By contrast, in Pittsburgh the median annual rent was $7,800, or about $650 a month. With an average compensation of $45,800, the average rent burden for a recent college graduate would be 17.1%, one of the lowest burdens for any of the metro areas covered by the AIA’s recent compensation report. In general, areas with higher average starting compensation also tend to be areas with higher average rent burdens.
Benefits Shifting
Overall, the value of fringe benefits offered by architecture firms to their employees in 2018 remained generally consistent with where it has been over the last several years, at about 17% of base pay for full-time professional, technical, nontechnical, and administrative employees, according to the 2019 AIA Compensation Report. However, the value of benefits for part-time staff continued its recent decline, falling to an average of just 9% of base pay in 2018, from a peak of 18% in 2012.
With the demand at architecture firms for qualified architectural staff rising in recent years, benefits, perks, and professional development support now play an increasingly important role in employment packages offered by firms. In addition, with firms paying greater attention to issues related to equity, diversity, and inclusion, firm culture has taken on a more prominent role to support employees along their career paths. And many of these benefits can also help firms to reduce their carbon footprint and meet sustainability goals, such as through offering employees remote work options, and through increased support for alternative forms of commuting, like subsidies for qualified transportation programs (e.g., public transit reimbursement or a bike sharing program).

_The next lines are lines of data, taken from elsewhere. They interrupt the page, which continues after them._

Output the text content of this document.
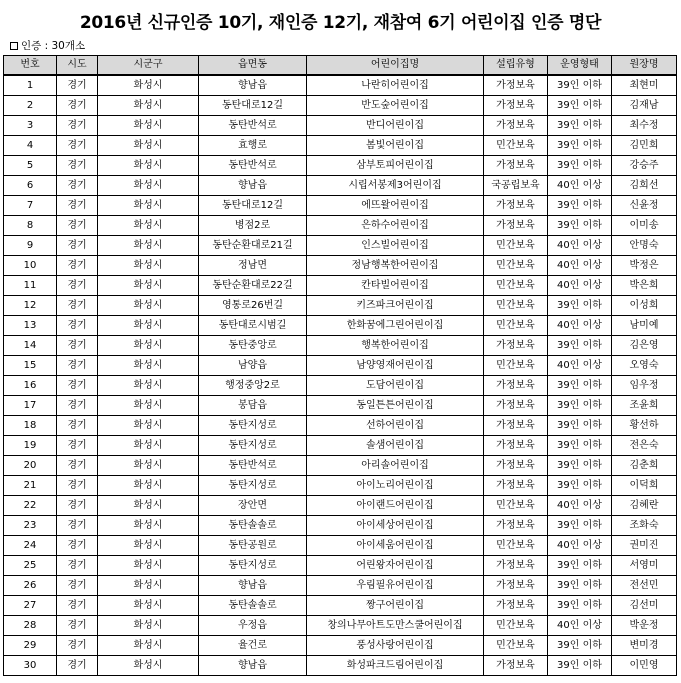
2016년 신규인증 10기, 재인증 12기, 재참여 6기 어린이집 인증 명단
인증 : 30개소
번호	시도	시군구	읍면동	어린이집명	설립유형	운영형태	원장명
1	경기	화성시	향남읍	나란히어린이집	가정보육	39인 이하	최현미
2	경기	화성시	동탄대로12길	반도숲어린이집	가정보육	39인 이하	김재남
3	경기	화성시	동탄반석로	반디어린이집	가정보육	39인 이하	최수정
4	경기	화성시	효행로	봄빛어린이집	민간보육	39인 이하	김민희
5	경기	화성시	동탄반석로	삼부토피어린이집	가정보육	39인 이하	강승주
6	경기	화성시	향남읍	시립서봉제3어린이집	국공립보육	40인 이상	김희선
7	경기	화성시	동탄대로12길	에뜨왈어린이집	가정보육	39인 이하	신윤정
8	경기	화성시	병점2로	은하수어린이집	가정보육	39인 이하	이미송
9	경기	화성시	동탄순환대로21길	인스빌어린이집	민간보육	40인 이상	안명숙
10	경기	화성시	정남면	정남행복한어린이집	민간보육	40인 이상	박정은
11	경기	화성시	동탄순환대로22길	칸타빌어린이집	민간보육	40인 이상	박은희
12	경기	화성시	영통로26번길	키즈파크어린이집	민간보육	39인 이하	이성희
13	경기	화성시	동탄대로시범길	한화꿈에그린어린이집	민간보육	40인 이상	남미예
14	경기	화성시	동탄중앙로	행복한어린이집	가정보육	39인 이하	김은영
15	경기	화성시	남양읍	남양영재어린이집	민간보육	40인 이상	오영숙
16	경기	화성시	행정중앙2로	도담어린이집	가정보육	39인 이하	임우정
17	경기	화성시	봉담읍	동일튼튼어린이집	가정보육	39인 이하	조윤희
18	경기	화성시	동탄지성로	선하어린이집	가정보육	39인 이하	황선하
19	경기	화성시	동탄지성로	솔샘어린이집	가정보육	39인 이하	전은숙
20	경기	화성시	동탄반석로	아리솔어린이집	가정보육	39인 이하	김춘희
21	경기	화성시	동탄지성로	아이노리어린이집	가정보육	39인 이하	이덕희
22	경기	화성시	장안면	아이랜드어린이집	민간보육	40인 이상	김혜란
23	경기	화성시	동탄솔솔로	아이세상어린이집	가정보육	39인 이하	조화숙
24	경기	화성시	동탄공원로	아이세움어린이집	민간보육	40인 이상	권미진
25	경기	화성시	동탄지성로	어린왕자어린이집	가정보육	39인 이하	서영미
26	경기	화성시	향남읍	우림필유어린이집	가정보육	39인 이하	전선민
27	경기	화성시	동탄솔솔로	짱구어린이집	가정보육	39인 이하	김선미
28	경기	화성시	우정읍	창의나무아트도만스쿨어린이집	민간보육	40인 이상	박운정
29	경기	화성시	율건로	풍성사랑어린이집	민간보육	39인 이하	변미경
30	경기	화성시	향남읍	화성파크드림어린이집	가정보육	39인 이하	이민영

Providing employees with the option to work remotely is an employee benefit that has become so commonplace that 87% of architecture firms offered it to their full-time employees in some capacity in 2018. This is largely regardless of firm size, with 78% of small firms reporting that they offered remote work in 2018, and 97% of large firms reporting the same. The largest share of firms, more than two-thirds overall, offered remote work on an ad hoc basis. In contrast, just 13% of firms offer full-time, or nearly full-time, remote work, with more than one-quarter of large firms offering this type of remote work, versus just 4% of small firms that offer the same.
Many firms also report that in 2018 they made a specific effort to encourage diversity in hiring and actively engaged in steps to enrich firm culture and retain employees throughout different life stages. Eighty-eight percent of firms reported that they employed a formalized annual employee review process in 2018, while 36% conducted a salary equity assessment by gender and/or race, 27% had transparent promotion and compensation practices, and 20% had a formal employee retention plan. In addition, 80% of firms indicated that they have specifically hired, promoted, and/or mentored employees with diverse backgrounds, 43% have proactively sought to develop diverse employees for leadership roles, and 25% have developed a firmwide value of diversity statement. To provide additional support, 16% of firms have also provided training and/or resources around the topic of intercultural competence.